Not true, I thought, recalling a piece last month in Truthdig by Pulitzer Prize-winning journalist Chris Hedges about Aramark Corporation, a Philadelphia-based professional services company that supplies food for inmates at 600 jails and prisons nationwide -- food that, according to Hedges, sometimes isn't fit for your dog to eat, or maybe even your rabbit:

...In February 2009 a Camden County, N.J., health report found that the Aramark-run kitchen in the county jail had “mice throughout kitchen and storage area.” Mouse droppings were discovered in butter. Several food items, including grits, chicken, rice and beef, were not stored at temperatures low enough to protect against contamination. Prisoners at the county jail in Santa Barbara, Calif., went on a hunger strike last summer to protest the Aramark food, and inmates at Bayside State Prison in New Jersey went on a hunger strike in October for the same reason...

I'll stop there, in case you're looking forward to lunch. Hedges' piece is reminiscent of passages from The Jungle and addresses some of the ways big corporations are cashing in on the fact that incarceration rates in the United States are the highest in the world.

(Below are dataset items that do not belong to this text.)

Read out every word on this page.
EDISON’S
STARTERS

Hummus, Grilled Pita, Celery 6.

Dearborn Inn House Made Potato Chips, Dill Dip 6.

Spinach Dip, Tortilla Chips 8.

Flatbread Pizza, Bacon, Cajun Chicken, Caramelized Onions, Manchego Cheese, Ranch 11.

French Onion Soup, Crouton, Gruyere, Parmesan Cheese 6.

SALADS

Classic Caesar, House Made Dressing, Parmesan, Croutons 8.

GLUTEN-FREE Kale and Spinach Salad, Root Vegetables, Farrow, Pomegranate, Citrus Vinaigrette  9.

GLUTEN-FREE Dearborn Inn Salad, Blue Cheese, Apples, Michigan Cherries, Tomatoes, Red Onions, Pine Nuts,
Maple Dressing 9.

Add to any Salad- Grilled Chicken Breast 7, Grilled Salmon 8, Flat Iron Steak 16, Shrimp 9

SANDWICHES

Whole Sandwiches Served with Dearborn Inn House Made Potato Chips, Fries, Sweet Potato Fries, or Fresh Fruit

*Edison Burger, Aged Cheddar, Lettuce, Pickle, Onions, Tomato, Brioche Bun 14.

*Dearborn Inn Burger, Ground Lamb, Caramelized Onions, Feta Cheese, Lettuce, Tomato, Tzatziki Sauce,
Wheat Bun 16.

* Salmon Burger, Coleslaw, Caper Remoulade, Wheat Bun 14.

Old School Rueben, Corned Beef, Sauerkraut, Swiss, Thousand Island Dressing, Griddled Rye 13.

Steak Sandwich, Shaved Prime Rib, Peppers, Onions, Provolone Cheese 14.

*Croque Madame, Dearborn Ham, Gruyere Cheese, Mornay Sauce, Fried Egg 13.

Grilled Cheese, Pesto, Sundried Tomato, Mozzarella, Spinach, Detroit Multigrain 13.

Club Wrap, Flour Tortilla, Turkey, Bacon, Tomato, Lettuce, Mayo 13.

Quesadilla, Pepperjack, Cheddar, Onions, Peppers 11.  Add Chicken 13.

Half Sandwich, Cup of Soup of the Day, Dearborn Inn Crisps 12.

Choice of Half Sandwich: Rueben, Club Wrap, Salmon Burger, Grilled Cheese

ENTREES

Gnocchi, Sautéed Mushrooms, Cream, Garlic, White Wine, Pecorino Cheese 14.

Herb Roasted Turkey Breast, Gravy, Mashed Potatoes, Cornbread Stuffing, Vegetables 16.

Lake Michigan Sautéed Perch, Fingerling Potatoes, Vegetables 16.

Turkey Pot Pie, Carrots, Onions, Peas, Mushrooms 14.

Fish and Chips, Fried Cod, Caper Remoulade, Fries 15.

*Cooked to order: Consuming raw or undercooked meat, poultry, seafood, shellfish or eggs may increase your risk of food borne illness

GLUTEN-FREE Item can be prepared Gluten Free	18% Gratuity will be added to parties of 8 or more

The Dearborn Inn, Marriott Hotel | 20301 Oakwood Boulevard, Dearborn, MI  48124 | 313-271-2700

Hedges is an unabashed foe of corporatism, so it's no surprise he wrote a negative piece about Aramark. But I'm wondering why The Philadelphia Inquirer or some other prominent mainstream news entity hasn't done an "objective" report on the many complaints about the kitchen facilities and jail food served up by this services giant, a Fortune 500 company that has its own high-rise office building in Philly and generates $12 billion a year in revenues.

Maybe I just answered my own question.

Footnote: See Prison Legal News for more on prison food services.